Mark Leonard

Personal information
- Full name: Mark Anthony Leonard
- Date of birth: 27 September 1962 (age 63)
- Place of birth: St Helens, England
- Height: 5 ft 11 in (1.80 m)
- Position: Striker

Senior career*
- Years: Team / Apps / (Gls)
- 1981–1982: Witton Albion
- 1982–1983: Everton / 0 / (0)
- 1983: → Tranmere Rovers (loan) / 7 / (0)
- 1983–1985: Crewe Alexandra / 54 / (15)
- 1985–1986: Stockport County / 73 / (23)
- 1986–1992: Bradford City / 157 / (29)
- 1992: Rochdale / 9 / (1)
- 1992–1993: Preston North End / 22 / (1)
- 1993–1994: Chester City / 32 / (8)
- 1994–1996: Wigan Athletic / 64 / (12)
- 1996–1999: Rochdale / 62 / (5)

= Mark Leonard (footballer) =

English footballer

Mark Anthony Leonard (born 27 September 1962) is an English former professional footballer who was a striker for a number of Football League clubs.

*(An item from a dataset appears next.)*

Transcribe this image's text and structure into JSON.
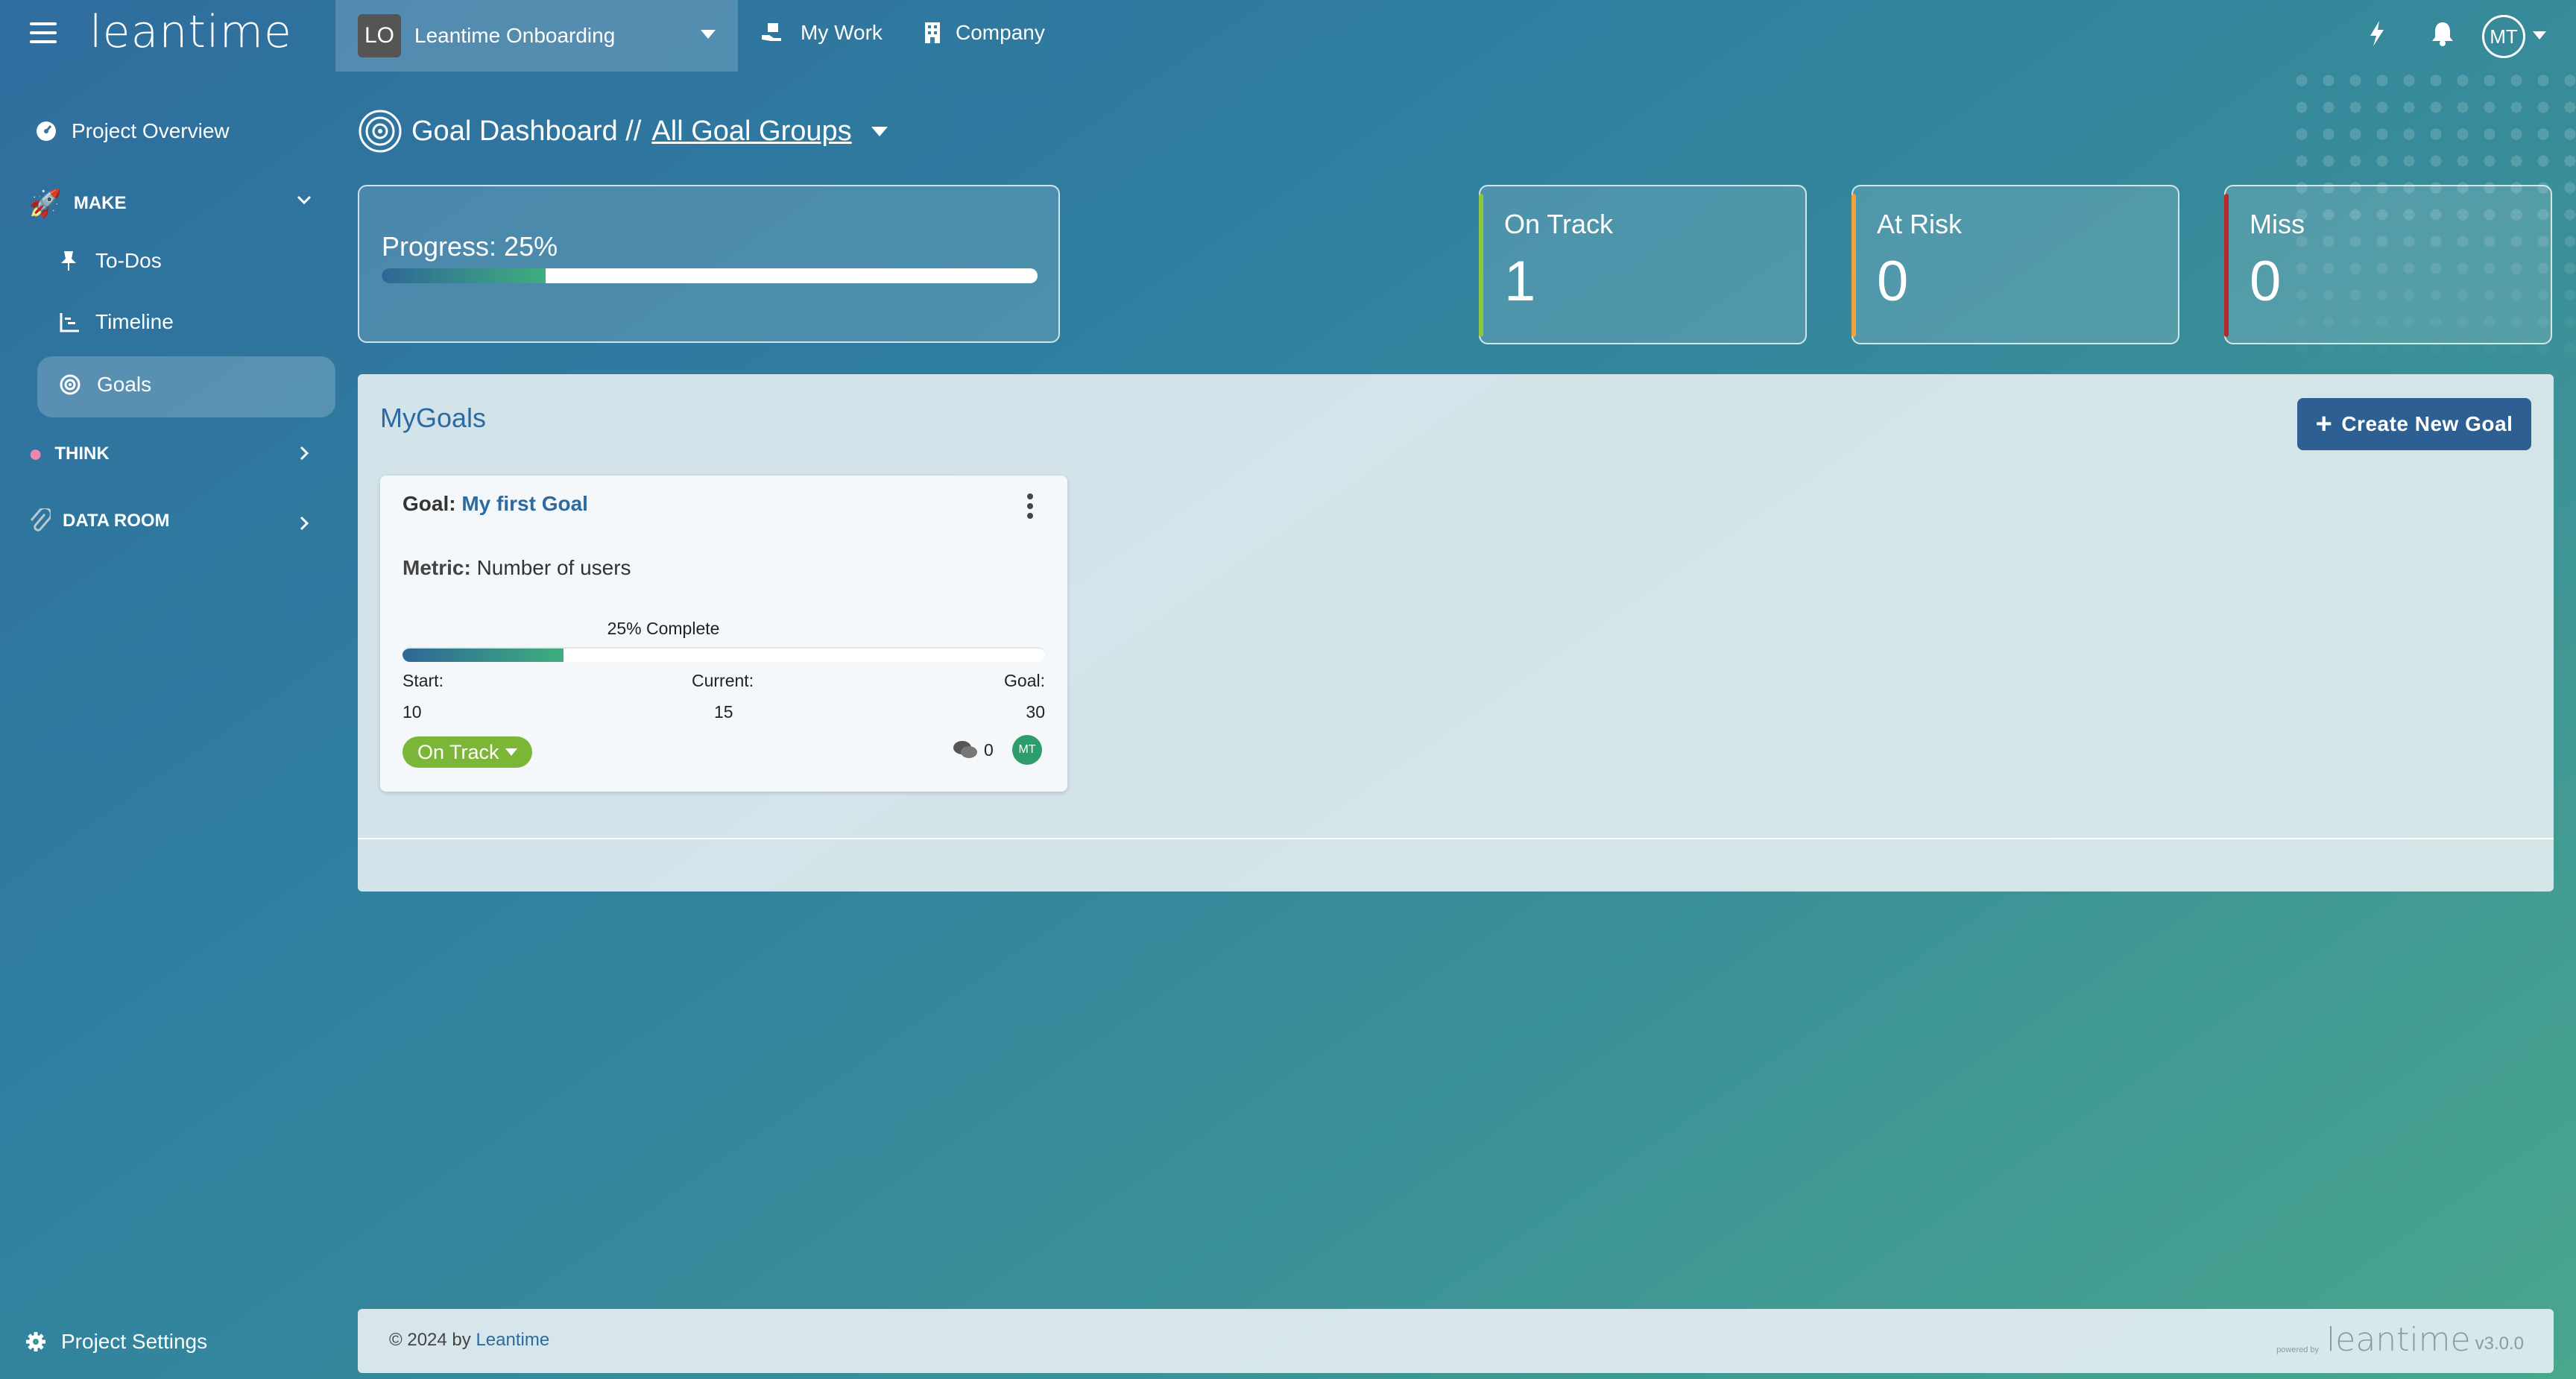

Leonard was born in St Helens. He started his career with non-league side Witton Albion in 1981. Over the next 18 years he played more than 400 league games scoring nearly 100 goals at a number of teams across the North West of England as well as Bradford City. It was at Bradford where he spent the longest spell of his career and he was part of the team that nearly earned promotion to the top flight in 1987–88. He scored 29 goals in 157 appearances at Bradford City.

In 1993–94, Leonard was part of the Chester City side that were promoted as runners-up in Football League Division Three, in his only season with the club. It was the first of three successive clubs he played for under manager Graham Barrow. A knee injury at the last of these, Rochdale, ended his career.

After 19 years as a professional footballer, Leonard took up crown green bowls. He won the Merseyside Merit tournament in 2001.